5. Promotes Blood Sugar Control
Apple cider vinegar has been well-studied for its ability to support blood sugar control. Research shows that acetic acid, one of the primary components found in apple cider vinegar, may play a role in its powerful blood sugar-lowering properties.
In one study, consuming vinegar with acetic acid alongside a high-carb meal was found to reduce blood sugar and insulin levels thanks to its ability to slow down the emptying of the stomach. Another in vitro study had similar findings, reporting that acetic acid decreased the activity of several enzymes involved in carbohydrate metabolism, which could decrease the absorption of carbs and sugar in the small intestine.
What is acetic acid used for? Acetic acid is most commonly found in vinegar, which is used in recipes ranging from salad dressings to condiments, soups and sauces. Vinegar is also used as a food preservative and pickling agent. Plus, it can even be used to make natural cleaning products, skin toners, bug sprays and more.
Some medications contain acetic acid, including those used to treat ear infections. Some also use it in the treatment of other conditions, including warts, lice and fungal infections, although more research is needed to evaluate its safety and effectiveness.

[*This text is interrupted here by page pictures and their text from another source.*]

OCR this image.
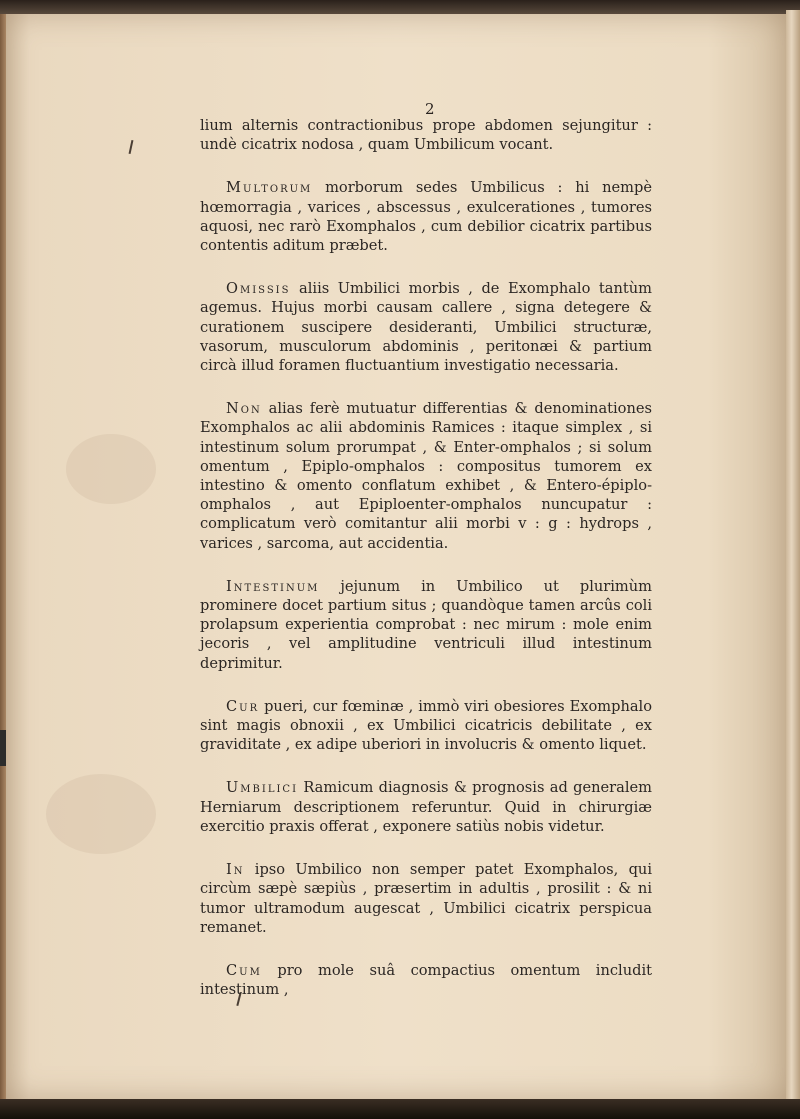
2

lium alternis contractionibus prope abdomen sejungitur : undè cicatrix nodosa , quam Umbilicum vocant.

Multorum morborum sedes Umbilicus : hi nempè hœmorragia , varices , abscessus , exulcerationes , tumores aquosi, nec rarò Exomphalos , cum debilior cicatrix partibus contentis aditum præbet.

Omissis aliis Umbilici morbis , de Exomphalo tantùm agemus. Hujus morbi causam callere , signa detegere & curationem suscipere desideranti, Umbilici structuræ, vasorum, musculorum abdominis , peritonæi & partium circà illud foramen fluctuantium investigatio necessaria.

Non alias ferè mutuatur differentias & denominationes Exomphalos ac alii abdominis Ramices : itaque simplex , si intestinum solum prorumpat , & Enter-omphalos ; si solum omentum , Epiplo-omphalos : compositus tumorem ex intestino & omento conflatum exhibet , & Entero-épiplo-omphalos , aut Epiploenter-omphalos nuncupatur : complicatum verò comitantur alii morbi v : g : hydrops , varices , sarcoma, aut accidentia.

Intestinum jejunum in Umbilico ut plurimùm prominere docet partium situs ; quandòque tamen arcûs coli prolapsum experientia comprobat : nec mirum : mole enim jecoris , vel amplitudine ventriculi illud intestinum deprimitur.

Cur pueri, cur fœminæ , immò viri obesiores Exomphalo sint magis obnoxii , ex Umbilici cicatricis debilitate , ex graviditate , ex adipe uberiori in involucris & omento liquet.

Umbilici Ramicum diagnosis & prognosis ad generalem Herniarum descriptionem referuntur. Quid in chirurgiæ exercitio praxis offerat , exponere satiùs nobis videtur.

In ipso Umbilico non semper patet Exomphalos, qui circùm sæpè sæpiùs , præsertim in adultis , prosilit : & ni tumor ultramodum augescat , Umbilici cicatrix perspicua remanet.

Cum pro mole suâ compactius omentum includit intestinum ,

Acetic acid is also used by manufacturers to create a variety of different products. In particular, acetic acid is used to make chemical compounds like vinyl acetate monomer as well as perfumes, oral hygiene products, skin care products, inks and dyes.
Risks, Side Effects and Interactions
So what are the side effects of acetic acid? And is acetic acid harmful to humans?
The acetic acid pH, which is a measure of how basic or acidic a substance is, falls at about 2.4. Although it’s classified as a weak acid, it is still highly corrosive and can burn or irritate the skin if applied directly.
Because of the potential acetic acid hazards, it’s often recommended to dilute vinegar with water prior to consumption or topical application. Before using apple cider vinegar, for example, it’s advised to dilute it using one cup of water for every 1–2 tablespoons. Consuming large amounts undiluted could potentially cause side effects like burning of the throat, erosion of tooth enamel and skin irritation.
When using any type of vinegar medicinally, talk to your doctor first if you have any underlying health conditions or are taking medications to prevent adverse interactions. Be sure to also start with a low dose and gradually work your way up to assess your tolerance. Consider decreasing your dosage or discontinuing use if you notice any negative side effects, which may include low blood sugar levels or digestive issues.
- Acetic acid is an organic chemical compound that is found primarily in vinegar.
- Is acetic acid good for health? Some studies suggest that acetic acid could be responsible for many of the health-promoting properties of vinegar.
- It’s also been shown to reduce blood pressure and blood sugar levels, decrease inflammation, support weight loss and kill off harmful bacteria.
- Acetic acid is added to certain medications and is commonly used in manufacturing to produce inks, dyes, skin care products and oral hygiene products.
- However, it’s most commonly found in vinegar varieties like apple cider vinegar, making it easy to take advantage of the multitude of health benefits that it has to offer.